Now, at least, CUNY is slowly decontaminating Fiterman Hall and hopes to finish the job this fall. Won't that pave the way for demolition once the EPA finally blesses the deconstruction plan?

No. CUNY now says it first needs a total of $325 million to pay for a new facility -- compared to the mere $166 million price tag it cited a few years ago.

The price skyrocketed mainly because CUNY keeps enlarging the job. Once, the project was about simply replacing Fiterman's classrooms; now it's swelled from 300,000 to 364,000 square feet and includes computer labs, lounges and an espresso bar.

CUNY has already secured city, state, federal and insurance funds -- but is still $71 million short of what it wants. So it asked Mayor Bloomberg to kick in. Not surprisingly, given the city's fragile finances and CUNY's insatiable appetite, he said no.

Now, Weinshall is standing by the indefensible and preposterous idea that having a cleared site would be worse than letting Fiterman stand.

"From CUNY's perspective, just to have empty space there would not serve the college's need of . . . space for students, nor would it serve the neighborhood," she said.

Of course, by that logic -- the undesirability of "empty space" -- we oughtn't to have cleaned up the Ground Zero crater after 9/11, but let the nightmarish rubble fester indefinitely.

Weinshall acknowledged that Fiterman is an "eyesore" and that "I don't like looking at that building." So I asked her repeatedly: How can CUNY justify delaying demolishing it?

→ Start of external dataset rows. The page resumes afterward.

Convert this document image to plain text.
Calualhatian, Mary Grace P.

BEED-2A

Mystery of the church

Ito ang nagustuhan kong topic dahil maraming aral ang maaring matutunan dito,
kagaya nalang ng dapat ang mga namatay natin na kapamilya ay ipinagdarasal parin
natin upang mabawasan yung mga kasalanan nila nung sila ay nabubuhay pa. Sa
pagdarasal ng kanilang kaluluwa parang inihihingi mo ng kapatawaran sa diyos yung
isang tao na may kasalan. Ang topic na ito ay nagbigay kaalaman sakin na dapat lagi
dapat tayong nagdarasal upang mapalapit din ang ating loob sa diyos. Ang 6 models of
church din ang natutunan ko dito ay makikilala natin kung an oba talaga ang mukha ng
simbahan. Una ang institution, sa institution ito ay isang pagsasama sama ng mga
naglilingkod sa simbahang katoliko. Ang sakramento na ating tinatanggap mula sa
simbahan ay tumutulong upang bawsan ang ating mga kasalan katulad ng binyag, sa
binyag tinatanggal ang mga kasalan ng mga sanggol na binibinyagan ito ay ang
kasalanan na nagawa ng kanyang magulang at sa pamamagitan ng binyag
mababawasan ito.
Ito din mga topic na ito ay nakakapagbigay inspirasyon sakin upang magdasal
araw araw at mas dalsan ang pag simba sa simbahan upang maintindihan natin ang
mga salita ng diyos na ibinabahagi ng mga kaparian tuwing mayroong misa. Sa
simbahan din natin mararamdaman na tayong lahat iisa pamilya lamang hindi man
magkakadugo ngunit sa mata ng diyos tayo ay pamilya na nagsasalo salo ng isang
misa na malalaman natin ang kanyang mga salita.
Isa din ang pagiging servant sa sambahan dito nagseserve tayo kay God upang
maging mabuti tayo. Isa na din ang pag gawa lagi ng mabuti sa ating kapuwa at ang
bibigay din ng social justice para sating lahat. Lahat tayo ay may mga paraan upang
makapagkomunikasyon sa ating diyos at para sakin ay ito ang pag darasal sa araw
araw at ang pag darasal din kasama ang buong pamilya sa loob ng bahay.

She and CUNY flack Jay Hershenson took turns changing the subject to BMCC's need for more classroom space...

New York City, in 70 short years, has morphed from the world's "Can Do!" metropolis to a place where "can't do" inept bureaucracies rule and functionaries who are supposed to serve the local government ("City University") extort the expansion of their fiefdoms from it by threatening the public welfare.

Let the rest of America note and beware. It can happen to you.